Ekim 1957’de Sovyetler Birliği, dünyanın ilk yapay uydusu Sputnik’i başlatmıştı. Bu, belki bir plaj topundan daha büyük değildi ama Amerika’yı en sonunda Ay’a insan gönderebilecek bir araştırmaya ve yatırım çılgınlığına teşvik etmişti. Bundan altmış yıl sonra dünya ikinci kez bir “Sputnik anı” yaşayabilir. Ancak bu seferki mücadele Amerika ile Çin arasında yaşanıyor ve amaç yapay zekânın gerçekleştirilebilmesi.

İkinci “Sputnik anı”, Google’a ait DeepMind tarafından geliştirilen yapay zekâ sistemi AlphaGo ile birlikte geldi. 2016 yılında ise Çin hükümeti tüm bu gelişmelerden oldukça etkilenmiş olacak ki bu yıl yapay zekâ alanındaki hedeflerini dile getirerek 2030 yılında bu alanda dünyanın lideri olacaklarına dair açıklama yaptı.

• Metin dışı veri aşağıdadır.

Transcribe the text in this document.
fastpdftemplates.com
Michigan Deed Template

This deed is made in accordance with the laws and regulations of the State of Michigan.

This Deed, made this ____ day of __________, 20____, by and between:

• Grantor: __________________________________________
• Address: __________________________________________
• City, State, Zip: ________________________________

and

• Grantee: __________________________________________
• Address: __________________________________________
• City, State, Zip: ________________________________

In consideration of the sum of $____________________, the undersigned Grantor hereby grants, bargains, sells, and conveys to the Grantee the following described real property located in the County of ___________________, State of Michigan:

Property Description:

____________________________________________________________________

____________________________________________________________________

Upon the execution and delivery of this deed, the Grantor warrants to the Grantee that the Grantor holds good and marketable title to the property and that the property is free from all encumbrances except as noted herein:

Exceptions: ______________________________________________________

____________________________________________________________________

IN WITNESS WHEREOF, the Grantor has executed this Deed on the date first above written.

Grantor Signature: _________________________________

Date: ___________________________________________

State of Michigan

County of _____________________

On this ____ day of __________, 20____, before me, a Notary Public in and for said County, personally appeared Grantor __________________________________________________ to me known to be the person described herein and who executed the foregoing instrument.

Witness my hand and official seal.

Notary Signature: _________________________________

Şu anda yapay zekâ konusu, Amerika ile Çin arasındaki heyecanlı bir yarışa tanıklık etmemize neden oluyor. Şöyle bir baktığımızda Çin’in ilk önce harekete geçebilmek için gerekli olan her şeye sahip olduğunu görebiliriz. Hükümet fonları, büyük bir nüfus, canlı bir araştırma topluluğu ve teknolojik değişim için hazırlanmış görünen her daim hazır bir toplum… Ve bunların hepsi akla trilyon dolarlık soruyu getiriyor: Gelecek yapay zekâ yarışında Çin, Amerika’yı gerçekten yenebilir mi?
Şöyle bir düşünün… Büyük bir yapay zekâ oluşturmak için büyük verilere ihtiyacınız vardır ve hiçbir şey insanlar kadar iyi veri üretemez. Bu anlamda Çin’in 1 buçuk milyarlık nüfusu (bunların 730 milyonu internet kullanıcısı) çok büyük bir avantaj olabilir. Bu vatandaşlar, ülkenin teknoloji devleri tarafından kullanılabilecek faydalı bilgiler üretiyorlar ve Çin kullanıcıların gizliliği konusunda Amerika’ya kıyasla çok daha müsamahalı davranıyor. Bu nedenle Apple ve Google gibi şirketler, gizlilik sorununu çözmek için geçici çözümler üzerine çalışıyor. Ancak şimdilik tehlikeye karşı suskun olmak daha çok işlerine geliyor.
Yapay zekâ teknolojisinin ürünü olan sohbet yazılımları bu alandaki en çarpıcı örneklerdir bana göre. Örneğin Çin, Xiaoice botu üzerinden her akşam düzenli olarak konuşan 40 milyonun üzerinde kullanıcıya sahipken Amerika’da faaliyete açılan Tay adlı bot, ırkçı söylemler nedeniyle birkaç gün içinde tamamen kapandı.

Bu anlamda düşündüğümüzde nüfusu ve teknolojiye olan uyumluluğu sayesinde Çin’in bir adım önde olma ihtimali olabilir. Bakalım neler olacak?